Deza y Tabeirós despidieron el año con pesetas y estrenaron 2002 con colas para conseguir la moneda única Después de las doce uvas, los vecinos de Deza y Tabeirós-Montes se preocuparon más de la gomina y la americana que de la llegada del euro. No hizo falta guardar luto por la peseta porque en bares y discotecas la rubia siguió siendo la protagonista de la noche. Algunas copas se acompañaron con chistes sobre el euro, pero el desembarco real de la moneda única tuvo que esperar hasta ayer mismo. Después del letargo festivo los vecinos decidieron enfrentarse con el euro y colapsaron bancos y supermercados.

02 ene 2002 . Actualizado a las 06:00 h.

Casi nadie se acordó del euro en fin de año. Las comarcas de Deza y Tabeirós-Montes celebraron la entrada del 2002 por todo lo alto, pero en pesetas. Más de un cubata se acompañó con un chiste sobre el euro, pero muy pocos se pagaron con la nueva moneda. A los vecinos les preocupaba más dónde guardar el tabaco o dónde tomar la próxima que la implantación inmediata de la moneda única. El ambiente no estaba para operaciones con decimales.

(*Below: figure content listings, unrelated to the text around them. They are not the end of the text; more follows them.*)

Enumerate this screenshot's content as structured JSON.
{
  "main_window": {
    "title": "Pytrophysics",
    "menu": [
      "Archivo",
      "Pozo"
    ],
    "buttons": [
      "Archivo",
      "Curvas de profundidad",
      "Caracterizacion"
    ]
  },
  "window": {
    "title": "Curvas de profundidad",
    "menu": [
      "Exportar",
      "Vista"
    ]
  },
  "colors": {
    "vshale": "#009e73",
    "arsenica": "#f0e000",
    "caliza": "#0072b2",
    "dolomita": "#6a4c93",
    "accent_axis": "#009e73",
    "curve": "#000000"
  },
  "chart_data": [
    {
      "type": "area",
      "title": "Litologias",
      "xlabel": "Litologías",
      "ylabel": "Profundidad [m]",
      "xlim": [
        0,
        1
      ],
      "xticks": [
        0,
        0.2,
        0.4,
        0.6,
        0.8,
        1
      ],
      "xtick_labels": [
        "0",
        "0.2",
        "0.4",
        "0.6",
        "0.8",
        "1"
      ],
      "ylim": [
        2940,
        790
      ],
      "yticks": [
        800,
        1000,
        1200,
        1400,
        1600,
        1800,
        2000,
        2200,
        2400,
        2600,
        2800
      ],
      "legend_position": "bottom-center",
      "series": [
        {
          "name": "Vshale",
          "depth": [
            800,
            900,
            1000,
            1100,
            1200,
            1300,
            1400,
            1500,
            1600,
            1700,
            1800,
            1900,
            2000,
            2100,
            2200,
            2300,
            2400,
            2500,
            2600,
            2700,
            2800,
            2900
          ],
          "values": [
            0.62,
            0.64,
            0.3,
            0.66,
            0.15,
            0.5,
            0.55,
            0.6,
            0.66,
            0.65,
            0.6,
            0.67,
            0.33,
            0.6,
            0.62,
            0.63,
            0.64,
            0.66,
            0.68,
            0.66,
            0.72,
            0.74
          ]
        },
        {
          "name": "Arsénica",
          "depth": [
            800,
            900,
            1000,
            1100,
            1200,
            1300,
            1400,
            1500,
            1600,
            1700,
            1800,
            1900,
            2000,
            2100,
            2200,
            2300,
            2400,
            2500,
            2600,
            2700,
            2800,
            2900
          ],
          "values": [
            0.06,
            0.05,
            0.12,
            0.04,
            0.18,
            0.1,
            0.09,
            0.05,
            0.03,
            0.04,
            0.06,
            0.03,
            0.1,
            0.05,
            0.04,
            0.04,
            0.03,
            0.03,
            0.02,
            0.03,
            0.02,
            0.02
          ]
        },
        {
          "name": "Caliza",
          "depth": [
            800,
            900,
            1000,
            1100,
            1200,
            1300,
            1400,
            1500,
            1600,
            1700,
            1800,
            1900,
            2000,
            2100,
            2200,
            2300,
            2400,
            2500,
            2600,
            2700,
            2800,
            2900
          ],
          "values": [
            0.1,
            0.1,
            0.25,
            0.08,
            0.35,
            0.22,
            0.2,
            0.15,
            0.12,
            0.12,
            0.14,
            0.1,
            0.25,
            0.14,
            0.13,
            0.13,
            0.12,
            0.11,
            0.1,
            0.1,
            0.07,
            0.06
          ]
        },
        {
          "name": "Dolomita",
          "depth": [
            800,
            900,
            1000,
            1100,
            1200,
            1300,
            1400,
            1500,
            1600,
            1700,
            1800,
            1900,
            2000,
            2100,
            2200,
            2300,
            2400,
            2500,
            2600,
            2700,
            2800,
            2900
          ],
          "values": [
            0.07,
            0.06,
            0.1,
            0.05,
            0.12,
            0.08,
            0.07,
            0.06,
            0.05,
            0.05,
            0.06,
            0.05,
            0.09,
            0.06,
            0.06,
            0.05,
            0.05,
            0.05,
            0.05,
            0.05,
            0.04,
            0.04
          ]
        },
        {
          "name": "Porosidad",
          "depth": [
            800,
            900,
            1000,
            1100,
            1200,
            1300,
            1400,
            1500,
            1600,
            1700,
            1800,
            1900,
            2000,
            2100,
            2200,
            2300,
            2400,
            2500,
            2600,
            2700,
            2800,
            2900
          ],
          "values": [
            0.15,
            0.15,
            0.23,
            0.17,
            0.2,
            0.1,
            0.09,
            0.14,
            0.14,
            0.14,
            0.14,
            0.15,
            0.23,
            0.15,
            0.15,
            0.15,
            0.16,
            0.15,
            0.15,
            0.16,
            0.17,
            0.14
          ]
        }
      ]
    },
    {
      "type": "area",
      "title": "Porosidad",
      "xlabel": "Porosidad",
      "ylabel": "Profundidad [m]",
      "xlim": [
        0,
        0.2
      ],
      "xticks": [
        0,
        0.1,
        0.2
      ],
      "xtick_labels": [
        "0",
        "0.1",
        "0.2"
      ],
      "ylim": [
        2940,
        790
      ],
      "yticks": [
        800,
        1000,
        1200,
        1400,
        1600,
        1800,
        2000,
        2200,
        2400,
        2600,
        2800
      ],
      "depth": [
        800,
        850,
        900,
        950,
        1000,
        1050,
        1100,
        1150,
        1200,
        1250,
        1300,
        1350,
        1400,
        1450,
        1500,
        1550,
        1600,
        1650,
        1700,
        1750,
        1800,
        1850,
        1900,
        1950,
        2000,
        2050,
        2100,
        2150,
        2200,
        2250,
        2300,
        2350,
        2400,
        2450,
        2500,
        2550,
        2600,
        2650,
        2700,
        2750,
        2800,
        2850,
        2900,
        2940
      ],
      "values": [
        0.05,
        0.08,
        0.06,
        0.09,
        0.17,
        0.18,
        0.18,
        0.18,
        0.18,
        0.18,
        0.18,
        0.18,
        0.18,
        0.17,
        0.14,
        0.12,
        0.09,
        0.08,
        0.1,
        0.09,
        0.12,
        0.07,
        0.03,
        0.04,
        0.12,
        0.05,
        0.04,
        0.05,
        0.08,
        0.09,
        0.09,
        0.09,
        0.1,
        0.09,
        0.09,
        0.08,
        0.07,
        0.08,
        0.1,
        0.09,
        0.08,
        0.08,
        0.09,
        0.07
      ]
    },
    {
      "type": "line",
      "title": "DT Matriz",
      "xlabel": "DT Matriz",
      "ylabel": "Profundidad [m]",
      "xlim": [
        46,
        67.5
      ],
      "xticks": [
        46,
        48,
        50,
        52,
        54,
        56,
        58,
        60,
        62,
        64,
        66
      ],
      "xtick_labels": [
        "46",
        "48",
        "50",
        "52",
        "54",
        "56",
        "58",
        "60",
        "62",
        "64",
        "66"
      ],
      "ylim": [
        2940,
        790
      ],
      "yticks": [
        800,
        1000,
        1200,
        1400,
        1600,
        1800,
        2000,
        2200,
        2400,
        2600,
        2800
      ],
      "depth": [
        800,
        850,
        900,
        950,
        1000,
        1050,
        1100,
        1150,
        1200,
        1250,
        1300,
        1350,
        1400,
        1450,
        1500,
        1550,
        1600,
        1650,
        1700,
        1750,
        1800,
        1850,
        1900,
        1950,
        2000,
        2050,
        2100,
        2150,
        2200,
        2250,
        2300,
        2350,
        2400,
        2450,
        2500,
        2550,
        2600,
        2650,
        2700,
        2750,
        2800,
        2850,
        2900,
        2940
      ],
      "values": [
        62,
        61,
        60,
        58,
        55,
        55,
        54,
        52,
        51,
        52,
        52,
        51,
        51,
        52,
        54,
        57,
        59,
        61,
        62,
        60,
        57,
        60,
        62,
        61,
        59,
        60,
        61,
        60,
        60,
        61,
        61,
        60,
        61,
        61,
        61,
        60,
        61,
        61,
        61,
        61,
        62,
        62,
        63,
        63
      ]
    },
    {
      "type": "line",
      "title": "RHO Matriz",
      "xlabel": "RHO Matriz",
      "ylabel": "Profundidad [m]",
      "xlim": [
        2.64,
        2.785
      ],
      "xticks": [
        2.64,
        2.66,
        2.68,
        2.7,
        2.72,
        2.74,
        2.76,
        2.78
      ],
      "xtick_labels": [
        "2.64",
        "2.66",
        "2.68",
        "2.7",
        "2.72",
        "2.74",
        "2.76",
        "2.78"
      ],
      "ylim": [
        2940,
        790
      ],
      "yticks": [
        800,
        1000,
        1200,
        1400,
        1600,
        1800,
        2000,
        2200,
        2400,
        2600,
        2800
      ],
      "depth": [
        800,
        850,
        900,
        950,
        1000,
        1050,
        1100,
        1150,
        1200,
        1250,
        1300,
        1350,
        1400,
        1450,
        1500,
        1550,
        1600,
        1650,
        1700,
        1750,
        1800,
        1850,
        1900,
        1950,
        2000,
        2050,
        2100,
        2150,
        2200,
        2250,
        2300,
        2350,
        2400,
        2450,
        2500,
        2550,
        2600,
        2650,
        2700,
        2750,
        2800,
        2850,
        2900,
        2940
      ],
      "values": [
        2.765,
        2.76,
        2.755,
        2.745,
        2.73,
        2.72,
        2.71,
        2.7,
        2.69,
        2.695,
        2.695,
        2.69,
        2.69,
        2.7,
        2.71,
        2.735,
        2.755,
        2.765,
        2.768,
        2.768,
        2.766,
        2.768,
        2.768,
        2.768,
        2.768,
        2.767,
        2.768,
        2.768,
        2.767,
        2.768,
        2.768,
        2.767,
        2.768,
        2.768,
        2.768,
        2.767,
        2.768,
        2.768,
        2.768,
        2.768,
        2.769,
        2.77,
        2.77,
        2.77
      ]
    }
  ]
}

Al final de la batalla las fuentes escupían espuma y alguna estatua ecuestre se quedó sin orejas. Un homenaje a la rapa o un atentado contra el patrimonio, según se mire. El martes las comarcas vivieron su primera resaca en euros, pero, por ser día festivo, el contacto con la nueva moneda fue mínimo. El verdadero impacto se produjo ayer. Tras reponer energías, los vecinos decidieron enfrentarse al euro y colapsaron los bancos para deshacerse de sus últimas pesetas. Mientras, en tiendas y bares los cobros se ralentizaban y se precedían con la pregunta «¿en pesetas o en euros?».